Potential, but with risk

This category gets a lot of media coverage because these goalies showcased well over the last season. The Kraken would be taking a big gamble if they are expecting a goalie from this category to get most of the starts for the 2021-22 season.

Of all these goalies, Adin Hill (ARI) is the most likely candidate to be drafted in the Expansion Draft. Hill is a big goaltender who is just starting to break into the NHL as a regular with 19 games played in the 2020-21 season. There are a few scenarios where he is not even available. The projected protected goalie in Arizona is Darcy Kuemper, who has been rumored to be on the trading block for the last two offseasons. Arizona may trade him before the rosters are locked on Saturday, or they may choose to protect Hill over Kuemper, since Kuemper only has one more year remaining on his contract.

Chris Driedger (FLA) is a trendy pick from the Florida Panthers, but he is a pending UFA and only has 35 games played over the last two seasons.
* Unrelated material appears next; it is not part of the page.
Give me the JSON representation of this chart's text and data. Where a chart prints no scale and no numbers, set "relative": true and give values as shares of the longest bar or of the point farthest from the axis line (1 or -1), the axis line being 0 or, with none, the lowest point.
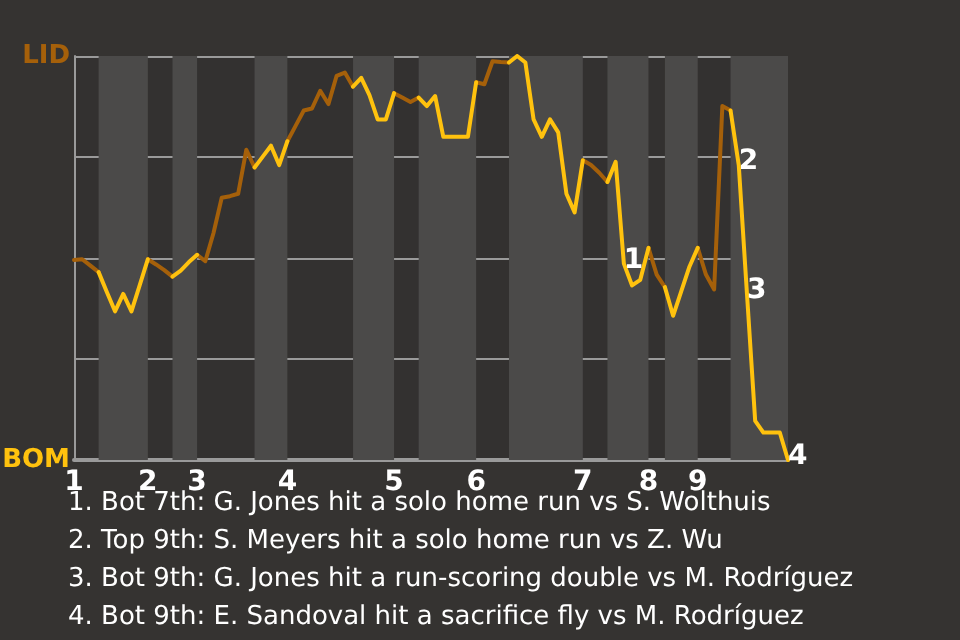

He could pan out, but he could also be the next Scott Darling.

Vitek Vanecek had strong numbers in his first year in the NHL. He played 37 games for the Capitals with a .908 save percentage. There are questions if his long-term upside matches those good numbers, making him a pick with risk.

Joey Daccord (OTT) and Anton Forsberg (OTT) could be even riskier options. Both goalies had limited views playing for a relatively bad team. Forsberg had a heck of a journey this past season, as he bounced across three different teams before ultimately finding a home in Ottawa late in the season.

Veteran platoon

Having a veteran platoon goalie is not a bad bet for year one of the franchise. One of the two can probably do some heavy lifting if the other falters, or they could be a stable support system for some of the younger goalies just breaking into the league.

31-year-old Jake Allen (MON) could fit the bill relatively well. Allen is a good backup goalie that can get a healthy dose of games throughout a season, but he is not a goalie that you want as your primary goalie. He would be a great fit to pair with a younger goalie such as Adin Hill or Vitek Vanecek.

David Rittich (CGY) could also be an option, but he’s an unrestricted free agent.

Solid backup

The only scenario in which I see Seattle drafting a goalie from this category is if their primary goalie is Ullmark, Grubauer, or Talbot. With a solid starting netminder, the Kraken would just need a decent backup that can give the starter a day off from time to time.

Still anybody’s guess

There are a lot of variables at play for the Kraken’s goaltender selections, which still makes forecasting the selections extremely challenging. It is also important to realize that the team could make a post-draft trade or sign another goaltender in free agency to shore up the position. Who Seattle ends up choosing to man its inaugural goalcrease remains anybody’s guess.